Erstaufnahmestelle für Asylbewerber in Hamburg Wilhelmsburg Foto: picture alliance/dpa
Asylwelle

Hamburg plant Containerdörfer für 20.000 Asylbewerber

HAMBURG. Die Stadt Hamburg plant, in den kommenden Wochen sieben Containerdörfer für insgesamt 20.000 Asylbewerber zu errichten. Vorgesehen sei, in jedem der sieben Bezirke je einen Standort für 3.000 Asylbewerber einzurichten, erläuterte Innensenator Michael Neumann (SPD) im NRD-Hörfunk.

„Ziel ist, daß wir Container in den nächsten Wochen aufbauen, damit zum Herbst hin die Anlagen komplett fertig sind.“ Die Hamburger Innenbehörde habe deswegen bereits für vier Millionen Euro zusätzliche Container geordert. „Man muß sich immer vor Augen halten, daß wir vor einem Jahr gesagt haben, wir müssen jeden Monat 400 Flüchtlinge unterbringen.

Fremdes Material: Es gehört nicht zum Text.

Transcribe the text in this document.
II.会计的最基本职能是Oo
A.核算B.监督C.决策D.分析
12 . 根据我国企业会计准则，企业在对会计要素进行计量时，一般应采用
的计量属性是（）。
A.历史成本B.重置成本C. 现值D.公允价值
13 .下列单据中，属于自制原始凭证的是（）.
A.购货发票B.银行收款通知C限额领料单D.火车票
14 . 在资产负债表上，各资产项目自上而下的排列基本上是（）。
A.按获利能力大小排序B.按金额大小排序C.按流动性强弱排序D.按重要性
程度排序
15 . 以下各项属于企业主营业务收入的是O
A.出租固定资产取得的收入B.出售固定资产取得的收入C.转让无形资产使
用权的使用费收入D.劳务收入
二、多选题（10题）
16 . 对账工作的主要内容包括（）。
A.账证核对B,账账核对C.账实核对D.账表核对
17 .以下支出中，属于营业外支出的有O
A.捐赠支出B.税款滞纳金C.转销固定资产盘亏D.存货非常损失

Heute sind wir bereits bei 300 jeden Tag“, gab Neumann zu bedenken.

Anfang Juli hatte bereits Hamburgs Sozialsenator Detlef Scheele (SPD) gewarnt, die Bevölkerung der Hansestadt müsse sich auf massive Veränderungen durch den Asylansturm einstellen. „Wir stehen vor ungeheuren Herausforderungen. Das Stadtbild wird sich verändern, alle Stadtteile, ohne Ausnahme, müssen sich auf Flüchtlingsunterkünfte in der Nachbarschaft einstellen“, sagte Scheele. „Wer in Hamburg in Zukunft aus seiner Haustür tritt und einen Kilometer nach links oder nach rechts geht, wird auf eine Flüchtlingsunterkunft treffen.“ (krk)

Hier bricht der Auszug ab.